Por el bosque, bordeando la montaña de hielo,
caminábamos por el sendero cobijado
por buganvillas que campanilleaban secretos
al crujido de nuestros pies descalzos.
Nos mirábamos cómo si no nos viéramos,
transparentes, untados de betún celeste,
tan auténticos en nuestras carnes sin pliegues.
En el lago verdoso, en las mañanas esmeralda,
nos juntábamos en la orilla a soplar pétalos
de flores malva hasta el confín del movedizo horizonte;
las aguas gorgoriteaban mansos estribillos
en ondas que se expandían inmensas
hasta que se recluían silentes en el fondo.

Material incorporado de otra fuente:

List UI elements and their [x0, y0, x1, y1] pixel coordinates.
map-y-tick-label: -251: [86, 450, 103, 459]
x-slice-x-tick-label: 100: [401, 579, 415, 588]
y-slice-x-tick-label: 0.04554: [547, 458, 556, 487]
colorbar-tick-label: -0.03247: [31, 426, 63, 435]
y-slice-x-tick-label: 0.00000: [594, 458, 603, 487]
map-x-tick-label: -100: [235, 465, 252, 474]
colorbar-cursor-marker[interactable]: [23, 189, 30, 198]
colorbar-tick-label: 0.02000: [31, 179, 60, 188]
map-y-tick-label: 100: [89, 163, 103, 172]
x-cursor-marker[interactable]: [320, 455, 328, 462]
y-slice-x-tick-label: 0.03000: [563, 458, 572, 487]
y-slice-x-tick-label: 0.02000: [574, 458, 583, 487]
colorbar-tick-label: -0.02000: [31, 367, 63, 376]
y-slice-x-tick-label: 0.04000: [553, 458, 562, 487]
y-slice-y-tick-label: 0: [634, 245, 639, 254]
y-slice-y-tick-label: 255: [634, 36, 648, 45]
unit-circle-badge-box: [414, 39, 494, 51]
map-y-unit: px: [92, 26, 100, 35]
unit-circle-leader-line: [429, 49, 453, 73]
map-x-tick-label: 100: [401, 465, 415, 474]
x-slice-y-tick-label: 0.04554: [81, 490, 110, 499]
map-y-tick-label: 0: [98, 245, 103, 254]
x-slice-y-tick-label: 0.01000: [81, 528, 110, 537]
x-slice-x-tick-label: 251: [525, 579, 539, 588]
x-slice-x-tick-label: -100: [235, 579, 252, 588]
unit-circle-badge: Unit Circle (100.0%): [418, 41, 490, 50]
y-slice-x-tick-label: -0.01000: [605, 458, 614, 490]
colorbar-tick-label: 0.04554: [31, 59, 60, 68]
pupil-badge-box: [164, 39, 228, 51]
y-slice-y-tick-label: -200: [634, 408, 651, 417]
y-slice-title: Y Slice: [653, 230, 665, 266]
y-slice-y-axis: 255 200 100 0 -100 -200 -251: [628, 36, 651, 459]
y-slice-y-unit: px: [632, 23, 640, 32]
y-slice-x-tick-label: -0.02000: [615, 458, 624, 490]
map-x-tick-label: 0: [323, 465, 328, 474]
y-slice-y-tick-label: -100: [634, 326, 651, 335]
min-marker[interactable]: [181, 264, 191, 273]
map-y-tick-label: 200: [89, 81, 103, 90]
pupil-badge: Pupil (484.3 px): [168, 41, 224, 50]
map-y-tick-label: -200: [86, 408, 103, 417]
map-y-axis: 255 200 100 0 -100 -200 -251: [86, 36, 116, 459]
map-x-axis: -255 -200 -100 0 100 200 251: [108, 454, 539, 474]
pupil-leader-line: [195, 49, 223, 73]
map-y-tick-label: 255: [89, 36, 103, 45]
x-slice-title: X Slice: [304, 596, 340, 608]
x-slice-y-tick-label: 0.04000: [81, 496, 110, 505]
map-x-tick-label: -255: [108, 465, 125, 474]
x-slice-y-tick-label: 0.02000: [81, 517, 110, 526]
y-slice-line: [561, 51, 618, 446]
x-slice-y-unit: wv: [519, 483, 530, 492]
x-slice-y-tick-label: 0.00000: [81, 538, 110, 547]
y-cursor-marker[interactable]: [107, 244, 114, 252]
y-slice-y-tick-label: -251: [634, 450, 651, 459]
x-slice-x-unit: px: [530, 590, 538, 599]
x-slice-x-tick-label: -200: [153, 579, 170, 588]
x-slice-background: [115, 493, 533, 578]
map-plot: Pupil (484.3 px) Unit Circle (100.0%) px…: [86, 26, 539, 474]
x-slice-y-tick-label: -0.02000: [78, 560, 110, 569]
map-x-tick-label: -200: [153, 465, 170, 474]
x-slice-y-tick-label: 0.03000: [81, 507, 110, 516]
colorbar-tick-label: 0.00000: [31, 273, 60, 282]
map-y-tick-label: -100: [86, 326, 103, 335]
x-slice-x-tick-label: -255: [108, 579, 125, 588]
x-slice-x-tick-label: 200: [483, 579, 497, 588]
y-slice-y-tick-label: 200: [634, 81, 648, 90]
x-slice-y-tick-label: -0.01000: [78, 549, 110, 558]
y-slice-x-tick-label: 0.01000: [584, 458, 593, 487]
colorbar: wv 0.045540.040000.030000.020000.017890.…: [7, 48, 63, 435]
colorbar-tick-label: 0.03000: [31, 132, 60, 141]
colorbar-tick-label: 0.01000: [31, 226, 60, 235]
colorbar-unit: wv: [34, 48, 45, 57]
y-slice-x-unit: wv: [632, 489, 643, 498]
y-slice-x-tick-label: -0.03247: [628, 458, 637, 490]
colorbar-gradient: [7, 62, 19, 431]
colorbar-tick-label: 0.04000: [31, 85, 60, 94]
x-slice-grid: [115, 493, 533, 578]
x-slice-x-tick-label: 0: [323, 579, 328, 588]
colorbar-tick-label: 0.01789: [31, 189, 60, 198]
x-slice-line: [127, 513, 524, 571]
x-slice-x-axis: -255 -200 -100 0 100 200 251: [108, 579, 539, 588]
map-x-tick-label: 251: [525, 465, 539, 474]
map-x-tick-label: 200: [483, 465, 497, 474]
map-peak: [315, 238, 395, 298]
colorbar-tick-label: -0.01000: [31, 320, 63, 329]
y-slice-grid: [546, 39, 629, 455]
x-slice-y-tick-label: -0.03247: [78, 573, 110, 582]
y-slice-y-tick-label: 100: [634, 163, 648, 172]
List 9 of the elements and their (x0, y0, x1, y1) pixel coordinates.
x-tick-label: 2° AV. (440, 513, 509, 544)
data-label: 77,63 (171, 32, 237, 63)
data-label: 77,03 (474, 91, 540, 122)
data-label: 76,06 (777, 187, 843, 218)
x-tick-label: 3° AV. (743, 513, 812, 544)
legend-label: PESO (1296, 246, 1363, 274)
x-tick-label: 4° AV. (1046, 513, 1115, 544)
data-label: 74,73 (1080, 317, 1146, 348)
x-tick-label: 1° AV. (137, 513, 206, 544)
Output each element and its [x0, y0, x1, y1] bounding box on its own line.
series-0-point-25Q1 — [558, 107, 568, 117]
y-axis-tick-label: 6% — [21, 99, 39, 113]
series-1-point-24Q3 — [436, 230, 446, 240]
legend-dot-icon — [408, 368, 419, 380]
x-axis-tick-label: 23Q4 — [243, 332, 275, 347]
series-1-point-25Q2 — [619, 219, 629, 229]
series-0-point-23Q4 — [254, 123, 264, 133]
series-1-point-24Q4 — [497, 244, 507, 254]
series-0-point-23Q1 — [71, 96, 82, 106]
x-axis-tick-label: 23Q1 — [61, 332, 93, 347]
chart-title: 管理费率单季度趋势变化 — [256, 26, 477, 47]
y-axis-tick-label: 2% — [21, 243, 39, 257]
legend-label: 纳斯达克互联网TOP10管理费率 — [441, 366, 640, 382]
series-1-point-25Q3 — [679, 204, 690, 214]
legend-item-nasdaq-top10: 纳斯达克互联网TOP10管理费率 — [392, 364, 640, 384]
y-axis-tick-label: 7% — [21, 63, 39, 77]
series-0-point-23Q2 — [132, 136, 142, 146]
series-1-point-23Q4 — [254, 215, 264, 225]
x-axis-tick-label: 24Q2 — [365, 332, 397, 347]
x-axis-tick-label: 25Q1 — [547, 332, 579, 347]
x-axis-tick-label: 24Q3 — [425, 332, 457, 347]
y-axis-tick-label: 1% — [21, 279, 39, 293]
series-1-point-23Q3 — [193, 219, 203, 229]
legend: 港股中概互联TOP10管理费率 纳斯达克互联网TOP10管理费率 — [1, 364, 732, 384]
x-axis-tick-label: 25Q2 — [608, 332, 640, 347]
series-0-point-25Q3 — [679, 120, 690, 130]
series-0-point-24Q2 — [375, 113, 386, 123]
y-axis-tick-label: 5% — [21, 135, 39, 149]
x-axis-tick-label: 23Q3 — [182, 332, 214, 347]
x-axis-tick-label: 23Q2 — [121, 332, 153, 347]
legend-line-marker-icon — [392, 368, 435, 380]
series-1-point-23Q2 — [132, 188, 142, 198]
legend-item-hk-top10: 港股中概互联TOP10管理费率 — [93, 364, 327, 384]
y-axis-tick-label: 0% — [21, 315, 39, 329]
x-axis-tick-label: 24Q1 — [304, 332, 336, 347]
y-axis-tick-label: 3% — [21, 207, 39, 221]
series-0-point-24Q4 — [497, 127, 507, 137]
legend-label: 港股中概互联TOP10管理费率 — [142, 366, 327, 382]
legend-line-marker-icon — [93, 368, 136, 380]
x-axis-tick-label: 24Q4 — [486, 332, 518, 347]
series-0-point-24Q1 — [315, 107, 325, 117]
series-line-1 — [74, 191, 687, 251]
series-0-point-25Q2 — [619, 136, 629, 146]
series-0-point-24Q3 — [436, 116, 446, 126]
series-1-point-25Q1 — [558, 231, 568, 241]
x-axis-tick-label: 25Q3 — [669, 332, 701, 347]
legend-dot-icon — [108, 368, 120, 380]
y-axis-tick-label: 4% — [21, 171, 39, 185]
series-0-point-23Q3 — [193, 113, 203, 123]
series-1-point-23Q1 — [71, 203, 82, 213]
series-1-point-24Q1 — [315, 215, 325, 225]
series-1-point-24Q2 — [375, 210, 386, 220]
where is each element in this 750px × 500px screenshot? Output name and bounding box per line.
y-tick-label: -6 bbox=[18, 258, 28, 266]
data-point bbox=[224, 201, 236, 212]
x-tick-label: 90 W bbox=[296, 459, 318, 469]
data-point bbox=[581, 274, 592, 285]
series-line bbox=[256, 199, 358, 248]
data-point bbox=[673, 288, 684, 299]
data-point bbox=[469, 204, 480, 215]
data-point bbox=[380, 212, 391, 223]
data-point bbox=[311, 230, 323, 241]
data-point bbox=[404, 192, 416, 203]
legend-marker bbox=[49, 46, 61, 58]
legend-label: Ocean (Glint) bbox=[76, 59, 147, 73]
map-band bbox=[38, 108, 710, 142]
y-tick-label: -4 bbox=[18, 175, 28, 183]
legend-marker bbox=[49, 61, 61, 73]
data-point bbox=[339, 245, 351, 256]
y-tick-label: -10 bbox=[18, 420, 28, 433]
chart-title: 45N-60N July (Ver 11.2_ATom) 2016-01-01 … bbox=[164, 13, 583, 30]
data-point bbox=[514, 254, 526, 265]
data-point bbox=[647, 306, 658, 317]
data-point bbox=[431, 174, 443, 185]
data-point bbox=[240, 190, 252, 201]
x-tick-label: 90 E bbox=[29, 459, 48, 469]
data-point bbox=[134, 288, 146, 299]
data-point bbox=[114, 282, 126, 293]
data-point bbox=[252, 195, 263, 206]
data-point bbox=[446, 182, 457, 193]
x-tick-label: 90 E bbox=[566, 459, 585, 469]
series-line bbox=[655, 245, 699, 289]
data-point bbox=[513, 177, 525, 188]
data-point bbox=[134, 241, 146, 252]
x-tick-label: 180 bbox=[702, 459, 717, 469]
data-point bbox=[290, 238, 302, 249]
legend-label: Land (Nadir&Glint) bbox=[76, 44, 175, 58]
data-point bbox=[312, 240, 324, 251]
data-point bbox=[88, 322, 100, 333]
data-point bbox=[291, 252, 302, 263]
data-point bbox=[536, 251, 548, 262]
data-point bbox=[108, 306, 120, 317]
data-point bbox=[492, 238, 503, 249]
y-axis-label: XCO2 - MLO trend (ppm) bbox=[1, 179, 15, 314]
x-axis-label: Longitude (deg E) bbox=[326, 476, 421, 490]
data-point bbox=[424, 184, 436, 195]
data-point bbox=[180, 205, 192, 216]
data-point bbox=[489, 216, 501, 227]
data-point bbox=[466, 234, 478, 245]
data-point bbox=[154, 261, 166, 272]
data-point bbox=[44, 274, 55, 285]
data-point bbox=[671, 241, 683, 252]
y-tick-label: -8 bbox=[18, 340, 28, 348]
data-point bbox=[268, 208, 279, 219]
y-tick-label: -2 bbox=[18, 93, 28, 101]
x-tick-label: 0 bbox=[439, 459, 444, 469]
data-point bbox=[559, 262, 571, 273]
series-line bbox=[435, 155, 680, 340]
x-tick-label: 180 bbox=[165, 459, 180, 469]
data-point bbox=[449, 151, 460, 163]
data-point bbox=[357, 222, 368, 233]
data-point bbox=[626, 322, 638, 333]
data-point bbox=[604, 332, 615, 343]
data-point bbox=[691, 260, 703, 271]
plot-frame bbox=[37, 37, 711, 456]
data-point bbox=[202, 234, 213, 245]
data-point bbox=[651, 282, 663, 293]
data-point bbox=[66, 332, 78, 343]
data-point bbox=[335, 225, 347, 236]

Con pocas palabras nos decíamos que, sumergiéndonos,
nos tornaríamos glaucos y témpanos fríos
y tocaríamos al enorme rey de los batracios
sentado sobre su trono de conchas verdemar
y su cohorte de ninfas de cola sinuosa y punzante.
Casi todas las noches, menos cuando se hacían níveas,
descorríamos el telón para contar puntas de estrellas,
tú ganabas porque yo terminaba riendo
con las cosquillas del aliento de la luna
hasta que descubrí que te maquillabas con lluvia roja
y tu cutis se ocultaba de todos los vientos.
Sabíamos lo esencial y por ello nos amábamos,
inexpertos, dueños de tan corto pasado,
y viviendo a diario el futuro.
Tras el cambiante horizonte del lago verdoso,
en los días más claros de las primaveras,
intuíamos la bola de sebo de la ciudad
asomando su chepa con saltitos insistentes;
nos sentíamos tristes unos instantes,
desesperados en un lapsus que iniciaba torrente,
hasta que emergían las aletas de los vértices
de todas las estrellas que contábamos
y soliviantaban oleaje en el límite impreciso.